Former Co Antrim schoolhouse to begin a new chapter as a tea-room
A historic former Co Antrim schoolhouse, set up in response to the Great Famine, is to get a new lease of life as a tea-room.
It's hoped plans to transform the former Dundrod National School into a 30-seat cafe will take shape this year.
The single-storey schoolhouse was built in 1847 as one of the first agricultural schools in Ireland.
Dundrod woman Jennifer Campbell (38) is behind the latest project. Her husband, Ian, is a former pupil of the school, which is based in the grounds of Dundrod Presbyterian Church.
The building is still owned by the church but has been disused for around 20 years.
Jennifer said: "My children go to the school nearby and I go to the church, so I was always in the area and just wanted to see it used for something.

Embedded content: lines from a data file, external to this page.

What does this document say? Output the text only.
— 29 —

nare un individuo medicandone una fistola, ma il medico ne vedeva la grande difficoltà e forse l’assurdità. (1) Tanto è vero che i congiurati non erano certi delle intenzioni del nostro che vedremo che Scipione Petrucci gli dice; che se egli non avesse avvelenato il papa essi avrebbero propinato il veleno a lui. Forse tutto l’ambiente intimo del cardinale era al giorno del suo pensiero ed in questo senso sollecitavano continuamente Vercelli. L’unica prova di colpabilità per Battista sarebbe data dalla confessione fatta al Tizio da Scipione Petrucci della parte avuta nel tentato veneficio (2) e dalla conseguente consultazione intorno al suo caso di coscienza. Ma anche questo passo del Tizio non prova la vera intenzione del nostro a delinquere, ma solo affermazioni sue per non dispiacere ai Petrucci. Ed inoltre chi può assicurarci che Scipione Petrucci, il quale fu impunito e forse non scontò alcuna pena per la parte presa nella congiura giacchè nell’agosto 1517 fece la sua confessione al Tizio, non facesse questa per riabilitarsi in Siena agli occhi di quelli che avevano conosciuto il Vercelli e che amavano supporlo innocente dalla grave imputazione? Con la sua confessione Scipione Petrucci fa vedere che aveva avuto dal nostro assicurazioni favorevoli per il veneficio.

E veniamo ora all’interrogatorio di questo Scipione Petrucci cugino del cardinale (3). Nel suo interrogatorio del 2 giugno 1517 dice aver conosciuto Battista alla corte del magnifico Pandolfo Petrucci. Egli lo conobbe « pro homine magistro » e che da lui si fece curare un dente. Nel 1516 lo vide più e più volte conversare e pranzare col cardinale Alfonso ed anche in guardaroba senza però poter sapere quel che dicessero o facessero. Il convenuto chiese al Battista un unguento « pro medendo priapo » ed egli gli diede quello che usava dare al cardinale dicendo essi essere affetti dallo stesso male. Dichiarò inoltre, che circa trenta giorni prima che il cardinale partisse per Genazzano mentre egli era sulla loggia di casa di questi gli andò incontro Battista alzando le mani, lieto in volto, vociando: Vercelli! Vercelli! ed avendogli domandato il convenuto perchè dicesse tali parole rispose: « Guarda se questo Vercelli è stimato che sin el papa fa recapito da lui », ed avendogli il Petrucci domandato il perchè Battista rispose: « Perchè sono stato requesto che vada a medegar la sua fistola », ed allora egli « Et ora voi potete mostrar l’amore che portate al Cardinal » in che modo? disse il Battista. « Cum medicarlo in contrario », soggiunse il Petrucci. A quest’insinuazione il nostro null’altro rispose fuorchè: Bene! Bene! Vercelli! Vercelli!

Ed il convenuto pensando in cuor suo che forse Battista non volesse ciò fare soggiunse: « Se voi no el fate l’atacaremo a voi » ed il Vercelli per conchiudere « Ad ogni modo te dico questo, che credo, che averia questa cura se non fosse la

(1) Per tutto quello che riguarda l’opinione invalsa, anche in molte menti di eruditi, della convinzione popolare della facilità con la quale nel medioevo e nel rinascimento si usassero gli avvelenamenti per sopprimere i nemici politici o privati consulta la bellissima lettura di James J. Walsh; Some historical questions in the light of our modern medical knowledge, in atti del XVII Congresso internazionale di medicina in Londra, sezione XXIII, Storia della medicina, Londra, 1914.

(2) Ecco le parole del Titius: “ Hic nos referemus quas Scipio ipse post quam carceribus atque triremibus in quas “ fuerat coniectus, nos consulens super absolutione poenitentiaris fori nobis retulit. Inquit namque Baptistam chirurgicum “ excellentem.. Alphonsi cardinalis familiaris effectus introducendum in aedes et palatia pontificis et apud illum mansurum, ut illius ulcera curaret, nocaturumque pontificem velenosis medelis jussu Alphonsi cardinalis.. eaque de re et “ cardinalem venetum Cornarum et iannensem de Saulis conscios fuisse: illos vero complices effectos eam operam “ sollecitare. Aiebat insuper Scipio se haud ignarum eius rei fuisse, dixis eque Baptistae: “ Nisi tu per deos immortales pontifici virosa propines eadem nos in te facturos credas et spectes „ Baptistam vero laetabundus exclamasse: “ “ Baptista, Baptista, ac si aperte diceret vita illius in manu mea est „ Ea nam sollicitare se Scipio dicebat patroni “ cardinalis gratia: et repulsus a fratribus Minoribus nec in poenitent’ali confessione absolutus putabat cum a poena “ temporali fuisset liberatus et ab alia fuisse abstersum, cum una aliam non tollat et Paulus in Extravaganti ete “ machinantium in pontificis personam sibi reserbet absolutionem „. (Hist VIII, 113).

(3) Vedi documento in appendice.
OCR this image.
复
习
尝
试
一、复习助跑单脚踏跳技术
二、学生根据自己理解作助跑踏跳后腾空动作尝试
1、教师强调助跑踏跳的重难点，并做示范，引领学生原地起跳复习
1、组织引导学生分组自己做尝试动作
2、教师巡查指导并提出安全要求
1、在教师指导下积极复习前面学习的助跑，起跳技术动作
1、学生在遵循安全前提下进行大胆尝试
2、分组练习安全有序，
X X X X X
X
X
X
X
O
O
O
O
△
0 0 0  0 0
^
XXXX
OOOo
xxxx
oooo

"As a farmer's daughter I was always used to feeding other people, I've always thought it was a lovely building and opening a tea-room is something I've always wanted to do."
She hopes to call the business Peace of Cake.
The building on the Leathemstown Road was given B2 listed status in 2001 because it is of special architectural and historic interest.
Azman Khairuddin from Big Design Architecture said he was excited to work on the listed building.
He explained: "The idea is to retain a lot of the original character. The outside of the building will be restored to its original finish with white painted walls and black windowsills."
The former school was built in 1847 as Dundrod Ordinary Agricultural School.
Agricultural schools were set up in the aftermath of the Famine to pass on skills such as crop management and animal husbandry.
Landlord, the Marquis of Hertford, supplied a plot of farm land and helped pay for the construction of the schoolhouse itself.
The facility opened on May 1, 1848, with Isaac Lowry as master, and became a National School five years later.
The Dundrod school continued to operate until the mid-1970s and was later used as a church hall for the neighbouring Presbyterian church.